И со студентами своими он говорил не о несправедливом советском строе, а о великой русской культуре. Да и для них он был известен тоже скорее не как лауреат Нобелевской премии, а как лауреат американской премии Гениев, как гордость Америки. Кроме работы в университетах Иосиф Бродский охотно ездил и по всей Европе со своими лекциями. Все-таки Америка чем-то его не устраивала. Недаром о Нью-Йорке он практически не написал ни одного стихотворения, переносясь душой то в Венецию, то в Швецию, то в Париж, то в родной Петербург. Меня поразил его диплом нобелевского лауреата: на одной странице текст, где написано, что в 1987 году Нобелевскую премию по литературе получает Иосиф Бродский, а на другой стороне коллаж из памятных для поэта мест. Тут и Медный всадник, и Нева, сверху, как в православном храме, лики наших святых, а в середине нечто вроде буденовки с пятиконечной звездой. Неужели специально для Иосифа Бродского придумали такую композицию?
10 декабря 1987 года поэт получил Нобелевскую премию по литературе – за всеобъемлющее творчество, насыщенное чистотой мысли и яркостью поэзии.
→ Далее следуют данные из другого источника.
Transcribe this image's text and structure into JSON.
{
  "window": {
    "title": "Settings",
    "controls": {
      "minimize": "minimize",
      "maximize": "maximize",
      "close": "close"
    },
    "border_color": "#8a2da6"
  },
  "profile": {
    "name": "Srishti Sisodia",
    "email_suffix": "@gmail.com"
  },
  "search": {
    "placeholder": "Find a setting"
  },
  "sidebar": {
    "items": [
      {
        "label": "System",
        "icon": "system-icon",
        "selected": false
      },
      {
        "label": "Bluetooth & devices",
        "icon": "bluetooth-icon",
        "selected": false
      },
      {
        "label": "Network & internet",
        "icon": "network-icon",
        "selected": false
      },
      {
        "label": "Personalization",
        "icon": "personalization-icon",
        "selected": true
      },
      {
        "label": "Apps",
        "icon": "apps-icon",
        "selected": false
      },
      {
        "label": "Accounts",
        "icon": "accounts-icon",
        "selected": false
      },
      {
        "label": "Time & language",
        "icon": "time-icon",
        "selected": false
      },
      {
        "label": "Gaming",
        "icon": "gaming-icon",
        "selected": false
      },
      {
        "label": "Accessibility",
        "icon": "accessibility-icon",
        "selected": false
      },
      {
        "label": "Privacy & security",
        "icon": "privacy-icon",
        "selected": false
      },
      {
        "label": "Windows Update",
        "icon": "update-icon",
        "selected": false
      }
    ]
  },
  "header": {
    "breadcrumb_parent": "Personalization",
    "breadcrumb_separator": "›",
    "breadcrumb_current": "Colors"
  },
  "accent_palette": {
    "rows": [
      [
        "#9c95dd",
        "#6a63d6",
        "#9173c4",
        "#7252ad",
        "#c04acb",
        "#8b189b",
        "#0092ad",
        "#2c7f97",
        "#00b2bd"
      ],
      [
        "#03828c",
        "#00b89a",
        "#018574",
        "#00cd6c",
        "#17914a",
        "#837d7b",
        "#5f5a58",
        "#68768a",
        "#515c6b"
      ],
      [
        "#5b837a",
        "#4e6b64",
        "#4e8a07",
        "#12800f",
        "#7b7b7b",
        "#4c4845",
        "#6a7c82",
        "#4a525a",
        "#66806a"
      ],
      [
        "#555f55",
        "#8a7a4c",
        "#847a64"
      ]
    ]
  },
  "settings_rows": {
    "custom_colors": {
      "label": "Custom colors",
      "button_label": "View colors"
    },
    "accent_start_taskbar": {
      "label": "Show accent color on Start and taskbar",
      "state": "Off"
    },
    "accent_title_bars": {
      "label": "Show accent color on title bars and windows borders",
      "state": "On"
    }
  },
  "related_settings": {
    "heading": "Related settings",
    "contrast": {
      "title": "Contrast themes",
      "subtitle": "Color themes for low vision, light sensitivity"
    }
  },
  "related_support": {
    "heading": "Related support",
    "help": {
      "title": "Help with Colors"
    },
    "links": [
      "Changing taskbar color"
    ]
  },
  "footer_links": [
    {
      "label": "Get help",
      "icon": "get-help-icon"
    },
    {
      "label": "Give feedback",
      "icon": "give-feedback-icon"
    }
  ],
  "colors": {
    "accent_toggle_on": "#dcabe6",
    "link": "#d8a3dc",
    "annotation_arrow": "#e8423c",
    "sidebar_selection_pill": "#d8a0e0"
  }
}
В России на этот раз (после скандальной истории с присуждением премии Борису Пастернаку и Александру Солженицыну) перестроечное горбачевское руководство решило скандал не устраивать, в «Московских новостях» дали короткую информацию. Но уже короткое время спустя о Бродском заговорила вся Россия, весь тогда еще Советский Союз. Ведь и в этот раз определенная политическая интрига была, на премию выдвигали поначалу и советского писателя Чингиза Айтматова. Вполне может быть, что это лишь усилило шансы Иосифа Бродского. Как говорят, мировая антисоветская закулиса поддержала поэта. И прекрасно. Получил бы Чингиз Айтматов, и у России было бы на одного нобелевского лауреата меньше.
Был бы независимый киргизский нобелевский лауреат. А Иосиф Бродский так сразу же и заявил, что премия дается русской литературе. К перестройке он отнесся с присущим ему скептическим юмором, написал на эту тему сатирическую пьеску «Демократия», Горбачева всерьез воспринимать не хотел, но за событиями в России следил.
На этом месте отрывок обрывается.